The truly saved are those who pursue righteousness, love, and holiness. Such are the trademarks of the genuinely converted (1 John 2:29; John 13:35; Lev 20:26). But the righteous, loving, holiness-pursuing saints were not always like that. All of them, before conversion, had sin-infested hearts, minds, and souls. Some of them covered it all up with a pleasant exterior, others made no such attempt. Some of the great men and women of God were originally the worst among mankind.

Think of King Nebuchadnezzar. Pompous arrogance was his ways. A man of much wealth and many impressive achievements in construction, military, and kingship, this man felt justified in his pride. He boasted of his prosperity in ways that should make every sane man shudder. But God saved him, and turned his extravagant worship of self into a published worship of God. His story is found in Daniel 4.

Or think of some idol worshippers who became Yahweh-worshippers. The icon of faith, Abraham (Josh 24:2), the great-grandmother of king David, Ruth (Ruth 1:15-16), and the most solid group of believers in the NT, the Thessalonians (1 Thess 1:9), all come to mind as those who bowed down to idols before God saved them.

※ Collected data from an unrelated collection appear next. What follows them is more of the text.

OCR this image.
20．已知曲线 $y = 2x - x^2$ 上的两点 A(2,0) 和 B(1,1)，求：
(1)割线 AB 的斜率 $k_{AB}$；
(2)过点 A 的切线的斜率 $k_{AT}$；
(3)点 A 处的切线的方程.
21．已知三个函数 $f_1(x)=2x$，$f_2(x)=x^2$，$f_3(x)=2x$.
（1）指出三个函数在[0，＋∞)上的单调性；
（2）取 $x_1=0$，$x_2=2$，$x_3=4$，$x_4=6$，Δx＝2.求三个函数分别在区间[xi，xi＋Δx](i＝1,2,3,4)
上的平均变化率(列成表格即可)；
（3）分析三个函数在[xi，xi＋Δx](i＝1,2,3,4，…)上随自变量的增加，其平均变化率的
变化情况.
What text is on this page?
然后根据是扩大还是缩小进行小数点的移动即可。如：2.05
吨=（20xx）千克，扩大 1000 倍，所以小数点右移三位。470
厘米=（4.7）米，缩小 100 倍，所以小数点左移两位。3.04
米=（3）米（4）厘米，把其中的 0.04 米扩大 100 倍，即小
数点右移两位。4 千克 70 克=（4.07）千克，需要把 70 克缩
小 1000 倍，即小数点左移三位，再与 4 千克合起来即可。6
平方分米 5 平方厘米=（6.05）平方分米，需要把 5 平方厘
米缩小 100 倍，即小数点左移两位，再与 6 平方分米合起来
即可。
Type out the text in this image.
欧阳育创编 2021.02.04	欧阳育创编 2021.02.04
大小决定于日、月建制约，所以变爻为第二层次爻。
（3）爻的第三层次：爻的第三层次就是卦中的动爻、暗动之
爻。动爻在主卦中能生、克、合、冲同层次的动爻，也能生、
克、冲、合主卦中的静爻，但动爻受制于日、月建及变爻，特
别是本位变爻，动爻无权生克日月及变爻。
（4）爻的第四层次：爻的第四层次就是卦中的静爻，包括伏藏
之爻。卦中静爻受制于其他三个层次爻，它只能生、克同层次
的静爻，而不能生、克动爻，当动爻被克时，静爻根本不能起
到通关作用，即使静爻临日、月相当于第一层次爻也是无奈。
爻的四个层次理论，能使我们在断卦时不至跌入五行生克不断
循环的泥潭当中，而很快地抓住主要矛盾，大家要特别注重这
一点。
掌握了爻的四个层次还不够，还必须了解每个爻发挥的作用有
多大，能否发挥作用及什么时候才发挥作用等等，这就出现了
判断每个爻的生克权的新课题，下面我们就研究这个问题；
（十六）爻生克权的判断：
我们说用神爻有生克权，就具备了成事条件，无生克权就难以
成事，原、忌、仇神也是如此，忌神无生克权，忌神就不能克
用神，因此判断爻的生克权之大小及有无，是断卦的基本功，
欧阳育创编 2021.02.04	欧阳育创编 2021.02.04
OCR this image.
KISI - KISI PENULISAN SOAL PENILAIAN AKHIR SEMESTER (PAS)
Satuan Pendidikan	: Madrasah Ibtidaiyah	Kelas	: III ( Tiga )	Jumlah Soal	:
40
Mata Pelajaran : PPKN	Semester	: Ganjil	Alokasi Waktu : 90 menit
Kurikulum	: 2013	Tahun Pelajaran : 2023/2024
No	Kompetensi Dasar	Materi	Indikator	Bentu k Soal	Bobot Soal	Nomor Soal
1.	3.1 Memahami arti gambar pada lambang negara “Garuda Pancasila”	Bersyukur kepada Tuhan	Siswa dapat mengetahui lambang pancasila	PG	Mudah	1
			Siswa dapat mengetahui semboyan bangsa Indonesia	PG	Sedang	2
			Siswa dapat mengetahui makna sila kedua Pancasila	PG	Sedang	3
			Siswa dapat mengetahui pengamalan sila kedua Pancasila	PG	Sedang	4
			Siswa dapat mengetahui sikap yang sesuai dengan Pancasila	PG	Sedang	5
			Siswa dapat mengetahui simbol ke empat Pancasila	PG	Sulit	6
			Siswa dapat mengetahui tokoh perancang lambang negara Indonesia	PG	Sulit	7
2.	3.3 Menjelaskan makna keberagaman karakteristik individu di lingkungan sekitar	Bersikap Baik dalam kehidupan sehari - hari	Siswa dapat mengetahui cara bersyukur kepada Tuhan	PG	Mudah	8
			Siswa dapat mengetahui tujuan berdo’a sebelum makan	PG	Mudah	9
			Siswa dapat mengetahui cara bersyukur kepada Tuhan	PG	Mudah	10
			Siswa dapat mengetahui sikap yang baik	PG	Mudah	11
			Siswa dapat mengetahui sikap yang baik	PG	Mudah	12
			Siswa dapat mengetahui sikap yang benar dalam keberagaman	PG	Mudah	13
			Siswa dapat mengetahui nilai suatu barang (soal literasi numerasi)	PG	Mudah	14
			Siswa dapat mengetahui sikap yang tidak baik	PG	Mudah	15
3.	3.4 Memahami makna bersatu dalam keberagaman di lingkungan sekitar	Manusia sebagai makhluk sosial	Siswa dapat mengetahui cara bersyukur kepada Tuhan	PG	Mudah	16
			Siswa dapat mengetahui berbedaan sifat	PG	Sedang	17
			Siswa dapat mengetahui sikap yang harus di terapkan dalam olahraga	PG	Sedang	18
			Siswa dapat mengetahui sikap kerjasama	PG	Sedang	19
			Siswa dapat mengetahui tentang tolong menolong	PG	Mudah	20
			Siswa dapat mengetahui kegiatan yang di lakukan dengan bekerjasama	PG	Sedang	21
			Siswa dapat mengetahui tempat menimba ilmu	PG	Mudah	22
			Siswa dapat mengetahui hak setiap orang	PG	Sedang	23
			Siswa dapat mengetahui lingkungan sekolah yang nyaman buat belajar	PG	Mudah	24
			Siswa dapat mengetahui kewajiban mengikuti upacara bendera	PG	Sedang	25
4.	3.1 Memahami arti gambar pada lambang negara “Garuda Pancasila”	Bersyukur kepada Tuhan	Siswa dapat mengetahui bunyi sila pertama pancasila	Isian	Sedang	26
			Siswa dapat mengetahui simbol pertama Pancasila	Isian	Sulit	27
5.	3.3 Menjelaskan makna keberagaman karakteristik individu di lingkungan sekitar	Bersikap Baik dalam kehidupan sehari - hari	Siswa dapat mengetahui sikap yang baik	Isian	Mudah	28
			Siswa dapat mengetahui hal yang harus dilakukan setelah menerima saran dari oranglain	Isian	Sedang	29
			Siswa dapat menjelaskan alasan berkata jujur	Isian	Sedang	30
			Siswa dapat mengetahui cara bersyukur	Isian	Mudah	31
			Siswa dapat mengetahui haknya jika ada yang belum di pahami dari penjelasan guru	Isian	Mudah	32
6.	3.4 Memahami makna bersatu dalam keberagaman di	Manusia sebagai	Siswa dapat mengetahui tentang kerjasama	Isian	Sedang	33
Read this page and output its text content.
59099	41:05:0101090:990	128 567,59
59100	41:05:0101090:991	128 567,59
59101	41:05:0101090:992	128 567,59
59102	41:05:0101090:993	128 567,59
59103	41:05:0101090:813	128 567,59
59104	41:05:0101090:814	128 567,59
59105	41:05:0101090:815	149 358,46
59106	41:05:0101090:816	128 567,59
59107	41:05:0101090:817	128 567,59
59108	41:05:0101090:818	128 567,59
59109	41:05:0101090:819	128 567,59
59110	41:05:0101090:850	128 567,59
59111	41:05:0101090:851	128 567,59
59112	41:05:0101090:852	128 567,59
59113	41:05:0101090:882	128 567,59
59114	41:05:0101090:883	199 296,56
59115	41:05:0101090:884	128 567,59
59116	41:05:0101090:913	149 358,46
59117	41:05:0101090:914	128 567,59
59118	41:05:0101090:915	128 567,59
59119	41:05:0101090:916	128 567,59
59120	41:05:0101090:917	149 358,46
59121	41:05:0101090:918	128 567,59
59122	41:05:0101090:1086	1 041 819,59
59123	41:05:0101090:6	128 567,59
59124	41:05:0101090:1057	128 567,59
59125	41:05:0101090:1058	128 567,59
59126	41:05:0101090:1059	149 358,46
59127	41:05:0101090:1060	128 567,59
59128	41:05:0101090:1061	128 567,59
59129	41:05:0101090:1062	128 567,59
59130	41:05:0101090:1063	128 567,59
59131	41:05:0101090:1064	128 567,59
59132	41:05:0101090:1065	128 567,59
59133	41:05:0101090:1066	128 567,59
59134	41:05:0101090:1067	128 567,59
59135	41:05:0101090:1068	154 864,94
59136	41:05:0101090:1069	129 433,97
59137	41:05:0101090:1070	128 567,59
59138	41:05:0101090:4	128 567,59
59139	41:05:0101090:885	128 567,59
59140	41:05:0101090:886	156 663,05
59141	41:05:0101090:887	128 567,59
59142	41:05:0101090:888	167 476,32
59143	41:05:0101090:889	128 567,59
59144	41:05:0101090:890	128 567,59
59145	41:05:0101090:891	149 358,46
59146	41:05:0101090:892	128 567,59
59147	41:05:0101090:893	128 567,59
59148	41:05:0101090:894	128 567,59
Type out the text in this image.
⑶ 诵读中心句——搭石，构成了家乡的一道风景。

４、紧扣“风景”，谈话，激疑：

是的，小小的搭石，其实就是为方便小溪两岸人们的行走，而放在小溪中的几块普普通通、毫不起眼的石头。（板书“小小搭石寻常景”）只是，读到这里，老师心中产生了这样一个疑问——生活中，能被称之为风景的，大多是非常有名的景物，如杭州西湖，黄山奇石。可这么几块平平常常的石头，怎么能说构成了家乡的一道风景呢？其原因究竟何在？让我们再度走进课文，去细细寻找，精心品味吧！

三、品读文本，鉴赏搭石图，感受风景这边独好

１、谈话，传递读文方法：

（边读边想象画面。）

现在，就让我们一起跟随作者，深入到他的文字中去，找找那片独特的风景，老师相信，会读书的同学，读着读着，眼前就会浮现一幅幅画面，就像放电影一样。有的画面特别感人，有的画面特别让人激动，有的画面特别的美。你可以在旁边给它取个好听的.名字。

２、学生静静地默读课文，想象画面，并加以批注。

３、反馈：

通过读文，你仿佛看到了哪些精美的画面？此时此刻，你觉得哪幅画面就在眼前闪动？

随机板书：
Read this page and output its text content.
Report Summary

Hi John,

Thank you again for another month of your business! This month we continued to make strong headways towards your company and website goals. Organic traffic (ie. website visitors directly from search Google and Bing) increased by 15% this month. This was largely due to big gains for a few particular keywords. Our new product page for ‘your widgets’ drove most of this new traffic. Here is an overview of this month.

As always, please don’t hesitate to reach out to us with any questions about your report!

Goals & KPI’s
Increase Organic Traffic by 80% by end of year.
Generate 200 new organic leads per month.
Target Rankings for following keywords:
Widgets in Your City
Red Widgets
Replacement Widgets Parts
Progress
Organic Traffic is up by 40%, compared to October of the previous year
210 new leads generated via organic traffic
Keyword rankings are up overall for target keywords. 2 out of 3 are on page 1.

Certainly we can add some of the ‘obvious sinners’ to the list of the worst whom God saved. Rahab the prostitute (Heb 11:31), Manasseh the tyrant (2 Chron 33), and Saul the mass murderer (Gal 1:13), all received the mercy of forgiven sins.

It is after the calling of Matthew the ‘obvious sinner’ that Jesus spoke these words regarding salvation:

Those who are well have no need of a physician, but those who are sick. … I came not to call the righteous, but sinners.”